A Whole New Year to Screw Up!

Happy New Year, everybody! Here's hoping it looks like a bright shiny penny all year.

My holidays were good, the conference in DC was good, DC itself was AWESOMELY awesome, and newe years was low key and pleasant. Hope yours was, too.


Now onto the bitching. Bush and Co. are jetsetting around today and tomorrow to deliver speeches about how fantastically the economy is going. I'm afraid I have to call bullshit on that one, having just spent the holidays with people who are not CEOs, think-tank employees, or Congress people. Three of my relatives got laid off this year; two of them had worked for their companies more than 10 years. Another cousin works for miminum wage at a job that gives her enough hours that she's not eligible for foodstamps, but not enough hours to give her insurance. Fortunately, having a baby this year will enable her to get government assistance for health care. That's messed up.

We did Christmas dinner buffet-style, because three family members had to work on Christmas day. Different shifts, of course.

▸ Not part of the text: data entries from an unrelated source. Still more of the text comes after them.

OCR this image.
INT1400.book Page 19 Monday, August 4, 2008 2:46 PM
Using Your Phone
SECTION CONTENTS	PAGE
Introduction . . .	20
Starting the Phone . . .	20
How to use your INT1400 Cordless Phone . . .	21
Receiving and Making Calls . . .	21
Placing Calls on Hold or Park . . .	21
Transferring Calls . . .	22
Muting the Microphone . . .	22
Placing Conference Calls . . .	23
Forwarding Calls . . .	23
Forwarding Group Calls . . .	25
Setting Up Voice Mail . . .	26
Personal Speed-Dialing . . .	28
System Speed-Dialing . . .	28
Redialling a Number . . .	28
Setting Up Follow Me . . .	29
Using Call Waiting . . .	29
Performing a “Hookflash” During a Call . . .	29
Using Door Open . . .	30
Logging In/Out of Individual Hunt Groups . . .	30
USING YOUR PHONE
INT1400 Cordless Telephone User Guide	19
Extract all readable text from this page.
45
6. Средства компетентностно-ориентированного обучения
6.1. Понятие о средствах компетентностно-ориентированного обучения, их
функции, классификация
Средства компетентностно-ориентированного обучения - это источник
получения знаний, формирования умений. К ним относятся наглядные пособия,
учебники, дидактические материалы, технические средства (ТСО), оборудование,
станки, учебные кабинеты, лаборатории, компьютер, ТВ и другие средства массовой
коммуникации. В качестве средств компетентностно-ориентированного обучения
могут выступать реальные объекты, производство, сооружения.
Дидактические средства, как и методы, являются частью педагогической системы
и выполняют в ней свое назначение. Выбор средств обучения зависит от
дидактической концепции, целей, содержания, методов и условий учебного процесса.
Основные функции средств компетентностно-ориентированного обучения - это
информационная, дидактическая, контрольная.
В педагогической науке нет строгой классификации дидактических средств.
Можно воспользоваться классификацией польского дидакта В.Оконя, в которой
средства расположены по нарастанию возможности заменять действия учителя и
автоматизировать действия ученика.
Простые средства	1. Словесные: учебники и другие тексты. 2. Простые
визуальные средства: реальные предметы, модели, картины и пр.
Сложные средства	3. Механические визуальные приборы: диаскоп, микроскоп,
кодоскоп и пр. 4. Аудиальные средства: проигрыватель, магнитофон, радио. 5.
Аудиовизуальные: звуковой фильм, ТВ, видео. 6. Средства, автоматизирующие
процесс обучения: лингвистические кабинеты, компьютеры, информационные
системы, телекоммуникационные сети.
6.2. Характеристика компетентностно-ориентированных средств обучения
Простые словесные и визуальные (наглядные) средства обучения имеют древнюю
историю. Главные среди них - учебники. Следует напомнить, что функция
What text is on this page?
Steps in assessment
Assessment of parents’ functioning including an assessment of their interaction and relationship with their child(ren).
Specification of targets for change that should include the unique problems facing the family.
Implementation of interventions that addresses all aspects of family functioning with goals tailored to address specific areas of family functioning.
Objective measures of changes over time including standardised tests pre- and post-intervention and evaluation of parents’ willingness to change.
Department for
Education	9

My mom's job is being "restructured." She can reapply for her own position, but because hiring is based on seniority and job class, there's no guarantee she'll get it. Other employees of higher classes are worried about their own jobs and are likely to apply. She's been there more than 15 years. If she does not get the job, she will be asked to train her replacements before she leaves.

My dad has been told, off the record, that if he doesn't accept early retirement from the place he's worked since he was 18, he will find his performace reviews drop each year until he is eventually fired for performance reasons. He is 54. He is not eligible to draw social security benefits for another nine years.

According to an awesome letter put out by the United Auto Workers, "The hourly wages of average workers are 11 percent lower than they were back in 1973, adjusted for inflation, despite rising worker productivity. CEO pay, by contrast, has skyrocketed -- up a median 30 percent in 2004 alone in The Corporate Library survey of 2,000 large companies."

So thanks, six-figure politicians and lobbyists, for letting me know how damn healthy the economy is. It's just too bad food stamps don't cover the champagne to toast you with.